Net income declined 10.6 percent for 2014 to $42.8 million. The firm reported a net loss for the fourth quarter of $12.8 million, but that was an increase compared to a net loss of $20.8 million in 2013.

“Cooper Standard's continued to grow year-over-year in 2014, more than 1.5 times the market,” Chairman and CEO Jeffrey Edwards said during a conference call on Feb. 24. “We aggressively addressed operational challenges, which resulted in improved adjusted EBITDA margins by 200 basis points in the fourth quarter 2014.”

Allen Campbell, executive vice president and chief infrastructure officer—a position he assumed March 1 after serving as chief financial officer since 2004—said net income for the year included an $18.9 million after-tax cost in conjunction with its debt extinguishment during the second quarter of 2014.

Edwards also highlighted the firm's improved margins in its sealing business, which accounted for 52 percent of its sales. Fuel and brake accounted for 20 percent of sales, fluid transfer systems accounted for 14 percent of sales, and anti-vibration systems accounted for 8 percent of sales.

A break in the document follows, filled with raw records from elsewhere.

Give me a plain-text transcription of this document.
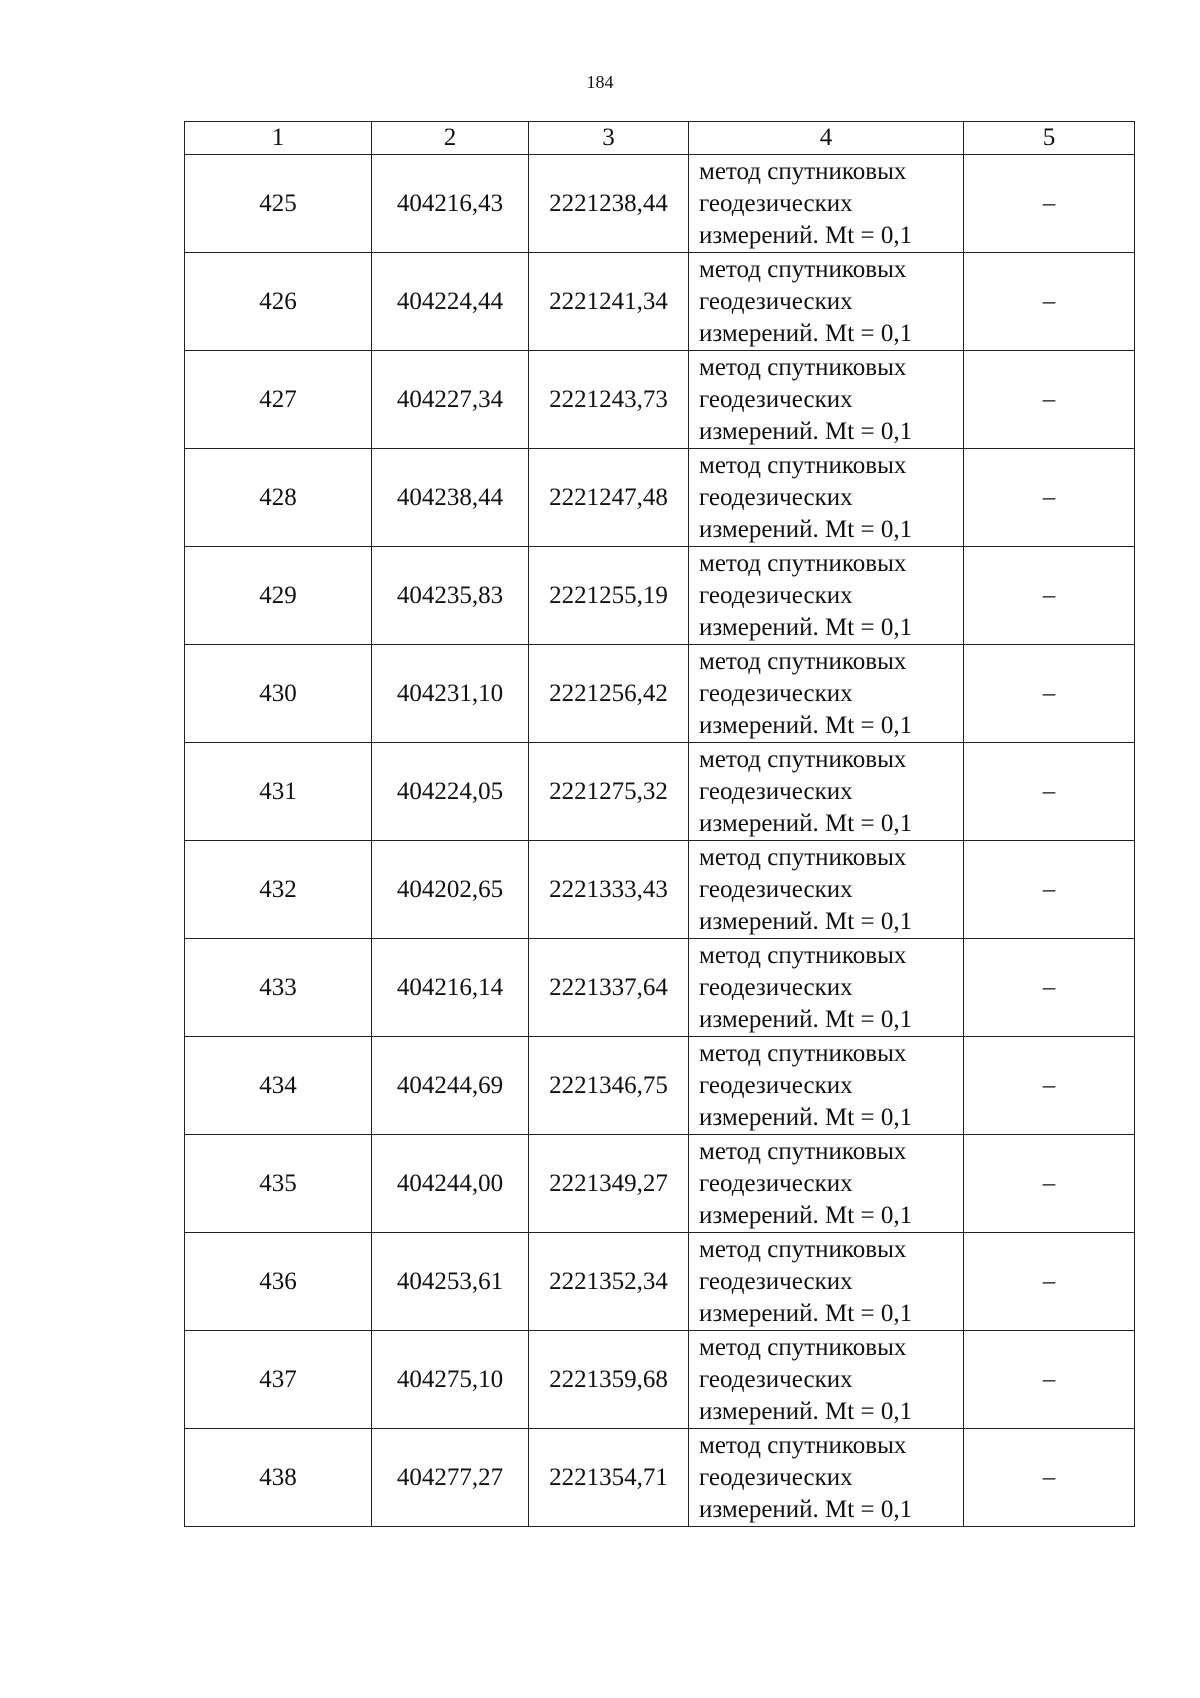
184
1	2	3	4	5
425	404216,43	2221238,44	метод спутниковых
геодезических
измерений. Mt = 0,1	–
426	404224,44	2221241,34	метод спутниковых
геодезических
измерений. Mt = 0,1	–
427	404227,34	2221243,73	метод спутниковых
геодезических
измерений. Mt = 0,1	–
428	404238,44	2221247,48	метод спутниковых
геодезических
измерений. Mt = 0,1	–
429	404235,83	2221255,19	метод спутниковых
геодезических
измерений. Mt = 0,1	–
430	404231,10	2221256,42	метод спутниковых
геодезических
измерений. Mt = 0,1	–
431	404224,05	2221275,32	метод спутниковых
геодезических
измерений. Mt = 0,1	–
432	404202,65	2221333,43	метод спутниковых
геодезических
измерений. Mt = 0,1	–
433	404216,14	2221337,64	метод спутниковых
геодезических
измерений. Mt = 0,1	–
434	404244,69	2221346,75	метод спутниковых
геодезических
измерений. Mt = 0,1	–
435	404244,00	2221349,27	метод спутниковых
геодезических
измерений. Mt = 0,1	–
436	404253,61	2221352,34	метод спутниковых
геодезических
измерений. Mt = 0,1	–
437	404275,10	2221359,68	метод спутниковых
геодезических
измерений. Mt = 0,1	–
438	404277,27	2221354,71	метод спутниковых
геодезических
измерений. Mt = 0,1	–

The remaining 6 percent of sales came from Cooper Standard's non-automotive lines and its thermal and emissions business. The latter was divested to Halla Visteon Climate Control Corp. for $46 million in June 2014.

Sales for 2014 increased in all regions except South America, which dropped 10.7 percent to $158 million from $177 million. North America increased to about $1.7 billion from $1.62 billion, Europe rose to about $1.14 billion from about $1.08 billion, and Asia-Pacific grew to $249 million from $220 million.

For the fourth quarter, North American sales decreased to $401 million from $426 million. Sales in Europe and South America also decreased to $259 million and $36 million from $270 million and $38 million, respectively. Sales in Asia-Pacific increased to $72 million from $60 million.

Campbell said production units of the Ford F-150 were down 25,000 compared to 2013, which had a significant impact on the firm's fourth quarter sales. The Ford F-150 contains all four of Cooper Standard's core product lines and is the firm's No. 1 platform, accounting for $440 million in sales.

Largest in China

Now that Cooper Standard is the 95 percent equity owner of its Chinese joint venture—with 5 percent retained by the Shanghai Zhaotun Collective Assets Managing Co.—the firm said it becomes the largest automotive sealing manufacturer in the Chinese market with nine manufacturing facilities and two technical centers, including its recently opened Asia-Pacific Technical Center and headquarters in Shanghai.

“The completion of this purchase further solidifies Cooper Standard's role as the leading sealing systems supplier in the global automotive industry,” Edwards said in a statement.

“Our expanded presence in China is a key element of our profitable growth strategy and allows the company to fully support our customers on global platforms and capitalize on growth opportunities in the region,” he added.

Headquartered in Novi, Cooper Standard is a global supplier of systems and components for the automotive industry, with its core product lines including sealing and trim, fuel and brake delivery, fluid transfer, and anti-vibration systems. The firm employs more than 27,000 with operations in 20 countries.